Definitely, but since we're using certbot I figured I'd ask this community first because I'm sure Sectigo will say "go ask Certbot community for help with Certbot".

Oh sure, though many of us (or myself at least) haven't actually used EAB.

3 Likes

I've used it for ZeroSSL and I believe the free ssl.com ACME server also requires it.

I think in that documentation when Sectigo speaks about "account" or "ACME Accounts" in that table at the bottom of that page, they mean "Sectigo account". And NOT an "ACME account" as we usually mean (which is the account at an ACME server).

You probably need to re-register your account with the new EAB credentials as already discussed above indeed.

I think the root question here is:

  • how do you switch an existing certbot certificate to use a new ACME account (either with a different CA or the same CA).

The fact it's a particular CA and that EAB is used etc isn't especially relevant.

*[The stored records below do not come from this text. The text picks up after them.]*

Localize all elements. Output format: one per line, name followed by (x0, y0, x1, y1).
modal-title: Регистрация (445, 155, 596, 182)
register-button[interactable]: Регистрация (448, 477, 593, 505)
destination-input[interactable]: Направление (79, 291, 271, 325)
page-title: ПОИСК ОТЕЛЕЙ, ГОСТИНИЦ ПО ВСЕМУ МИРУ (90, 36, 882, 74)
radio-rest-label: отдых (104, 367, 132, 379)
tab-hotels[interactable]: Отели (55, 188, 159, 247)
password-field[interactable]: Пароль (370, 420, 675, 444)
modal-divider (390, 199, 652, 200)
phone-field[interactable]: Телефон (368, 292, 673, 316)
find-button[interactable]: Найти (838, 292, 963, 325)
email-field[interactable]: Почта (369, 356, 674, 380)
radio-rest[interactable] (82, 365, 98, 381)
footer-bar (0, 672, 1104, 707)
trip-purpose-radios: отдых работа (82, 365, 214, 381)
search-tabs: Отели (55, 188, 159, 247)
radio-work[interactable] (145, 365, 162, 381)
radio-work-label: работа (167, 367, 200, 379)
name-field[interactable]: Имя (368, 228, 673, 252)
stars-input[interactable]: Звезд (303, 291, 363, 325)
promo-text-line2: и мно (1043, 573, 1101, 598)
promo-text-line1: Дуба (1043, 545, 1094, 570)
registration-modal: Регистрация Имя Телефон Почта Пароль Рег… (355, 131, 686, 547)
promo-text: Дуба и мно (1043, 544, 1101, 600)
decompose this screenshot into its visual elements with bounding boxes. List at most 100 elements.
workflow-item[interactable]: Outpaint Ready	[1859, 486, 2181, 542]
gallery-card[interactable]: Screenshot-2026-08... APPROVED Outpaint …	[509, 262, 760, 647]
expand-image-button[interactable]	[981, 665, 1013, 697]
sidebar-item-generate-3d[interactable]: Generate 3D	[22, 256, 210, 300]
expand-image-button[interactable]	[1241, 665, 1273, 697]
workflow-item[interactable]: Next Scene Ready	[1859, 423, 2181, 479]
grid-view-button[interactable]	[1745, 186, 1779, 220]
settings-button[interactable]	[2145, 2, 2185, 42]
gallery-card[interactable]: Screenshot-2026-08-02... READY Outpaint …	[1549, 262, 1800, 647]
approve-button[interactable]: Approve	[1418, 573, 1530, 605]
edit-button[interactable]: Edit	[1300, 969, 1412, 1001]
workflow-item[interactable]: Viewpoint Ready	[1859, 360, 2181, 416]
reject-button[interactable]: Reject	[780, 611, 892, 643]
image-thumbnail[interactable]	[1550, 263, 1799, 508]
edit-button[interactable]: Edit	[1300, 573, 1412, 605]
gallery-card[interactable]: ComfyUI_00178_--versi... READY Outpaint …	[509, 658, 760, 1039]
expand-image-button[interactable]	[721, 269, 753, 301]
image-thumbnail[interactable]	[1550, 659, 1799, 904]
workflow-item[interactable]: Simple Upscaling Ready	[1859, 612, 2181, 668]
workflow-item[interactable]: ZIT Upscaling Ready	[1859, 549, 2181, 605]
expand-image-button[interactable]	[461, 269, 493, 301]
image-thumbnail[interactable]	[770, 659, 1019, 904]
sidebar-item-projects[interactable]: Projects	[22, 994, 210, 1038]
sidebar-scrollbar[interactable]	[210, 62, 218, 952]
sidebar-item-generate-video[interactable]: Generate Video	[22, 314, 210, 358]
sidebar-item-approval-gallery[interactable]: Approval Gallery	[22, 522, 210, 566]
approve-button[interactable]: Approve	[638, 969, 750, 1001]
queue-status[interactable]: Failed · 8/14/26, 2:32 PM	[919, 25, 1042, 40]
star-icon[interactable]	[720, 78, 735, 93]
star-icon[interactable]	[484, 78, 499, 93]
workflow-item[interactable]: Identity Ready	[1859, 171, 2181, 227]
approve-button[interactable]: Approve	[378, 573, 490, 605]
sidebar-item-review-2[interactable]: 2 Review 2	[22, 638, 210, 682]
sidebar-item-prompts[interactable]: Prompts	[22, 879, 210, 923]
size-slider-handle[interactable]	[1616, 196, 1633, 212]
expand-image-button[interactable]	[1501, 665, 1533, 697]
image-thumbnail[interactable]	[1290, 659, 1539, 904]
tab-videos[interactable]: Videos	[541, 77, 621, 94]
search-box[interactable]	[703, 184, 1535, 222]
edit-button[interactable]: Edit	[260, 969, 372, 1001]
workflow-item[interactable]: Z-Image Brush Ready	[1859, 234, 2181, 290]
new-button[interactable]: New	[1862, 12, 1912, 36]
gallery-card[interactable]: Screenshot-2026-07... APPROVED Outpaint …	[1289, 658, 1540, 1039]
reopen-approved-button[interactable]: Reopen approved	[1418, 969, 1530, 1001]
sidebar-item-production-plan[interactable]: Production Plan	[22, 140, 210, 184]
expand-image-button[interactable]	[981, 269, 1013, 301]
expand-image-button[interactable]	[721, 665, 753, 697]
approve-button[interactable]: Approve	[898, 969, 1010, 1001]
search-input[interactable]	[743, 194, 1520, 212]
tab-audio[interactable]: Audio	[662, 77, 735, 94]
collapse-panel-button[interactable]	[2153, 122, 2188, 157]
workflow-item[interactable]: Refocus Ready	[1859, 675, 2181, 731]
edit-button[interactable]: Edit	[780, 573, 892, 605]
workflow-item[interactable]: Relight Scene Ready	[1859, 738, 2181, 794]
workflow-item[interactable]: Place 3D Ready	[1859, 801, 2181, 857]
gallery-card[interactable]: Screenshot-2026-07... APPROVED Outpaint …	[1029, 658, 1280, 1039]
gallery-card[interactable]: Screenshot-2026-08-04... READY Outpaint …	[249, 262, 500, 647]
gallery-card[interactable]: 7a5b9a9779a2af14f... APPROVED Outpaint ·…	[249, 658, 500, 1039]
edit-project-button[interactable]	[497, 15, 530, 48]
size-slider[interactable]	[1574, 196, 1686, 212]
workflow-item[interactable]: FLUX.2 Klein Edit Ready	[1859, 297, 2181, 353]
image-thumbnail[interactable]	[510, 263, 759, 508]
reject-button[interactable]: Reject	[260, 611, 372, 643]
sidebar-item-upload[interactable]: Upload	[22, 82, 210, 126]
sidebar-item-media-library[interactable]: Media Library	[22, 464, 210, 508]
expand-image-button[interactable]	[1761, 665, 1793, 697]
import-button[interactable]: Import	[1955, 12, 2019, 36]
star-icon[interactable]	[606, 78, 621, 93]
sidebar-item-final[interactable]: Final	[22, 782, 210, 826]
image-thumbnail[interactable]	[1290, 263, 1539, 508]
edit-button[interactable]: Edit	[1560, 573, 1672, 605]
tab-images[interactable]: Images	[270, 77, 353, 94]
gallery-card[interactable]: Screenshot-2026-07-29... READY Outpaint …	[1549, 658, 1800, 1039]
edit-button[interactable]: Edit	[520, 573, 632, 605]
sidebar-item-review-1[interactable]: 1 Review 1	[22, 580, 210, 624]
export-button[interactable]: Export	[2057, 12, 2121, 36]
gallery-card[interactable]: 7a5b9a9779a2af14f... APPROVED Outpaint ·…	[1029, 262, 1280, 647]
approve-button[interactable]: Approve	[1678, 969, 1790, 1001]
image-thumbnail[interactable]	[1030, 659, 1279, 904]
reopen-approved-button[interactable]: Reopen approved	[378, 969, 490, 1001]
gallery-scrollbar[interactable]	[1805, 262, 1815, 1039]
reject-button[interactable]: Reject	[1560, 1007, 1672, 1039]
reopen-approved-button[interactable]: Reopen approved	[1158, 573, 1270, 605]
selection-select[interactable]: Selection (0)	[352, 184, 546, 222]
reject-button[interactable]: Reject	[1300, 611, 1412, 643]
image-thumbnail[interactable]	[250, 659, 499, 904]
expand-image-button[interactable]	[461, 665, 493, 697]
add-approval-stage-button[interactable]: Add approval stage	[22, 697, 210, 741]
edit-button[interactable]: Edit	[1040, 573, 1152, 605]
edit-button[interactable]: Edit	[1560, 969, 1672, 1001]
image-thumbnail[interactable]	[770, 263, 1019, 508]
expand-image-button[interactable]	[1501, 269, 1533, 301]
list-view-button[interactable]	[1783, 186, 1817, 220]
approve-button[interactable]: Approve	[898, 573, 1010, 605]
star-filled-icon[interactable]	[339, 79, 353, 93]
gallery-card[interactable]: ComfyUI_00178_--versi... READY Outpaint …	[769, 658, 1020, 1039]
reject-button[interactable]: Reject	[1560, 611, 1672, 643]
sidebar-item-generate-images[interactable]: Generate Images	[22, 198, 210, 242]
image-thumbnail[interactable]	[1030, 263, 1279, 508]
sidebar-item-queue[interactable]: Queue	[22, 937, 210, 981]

Does certbot have a feature for changing the ACME account used for a cert?

4 Likes

Not officially. But an --account option is mentioned for the unregister subcommand. Certbot might have some undocumented, coincidental use for that option in other subcommands. But that would mostly matter if Certbot has multiple accounts configured to begin with, which officially is not supported. Because if multiple accounts are configured, Certbot will ask which one to use. Maybe --account will answer that question non-interactively.

That said, in the renewal configuration file the account hash is stored, but I think Certbot simply overwrites that one if that account has been removed and simply uses the one at hand for the ACME endpoint configured for that certificate.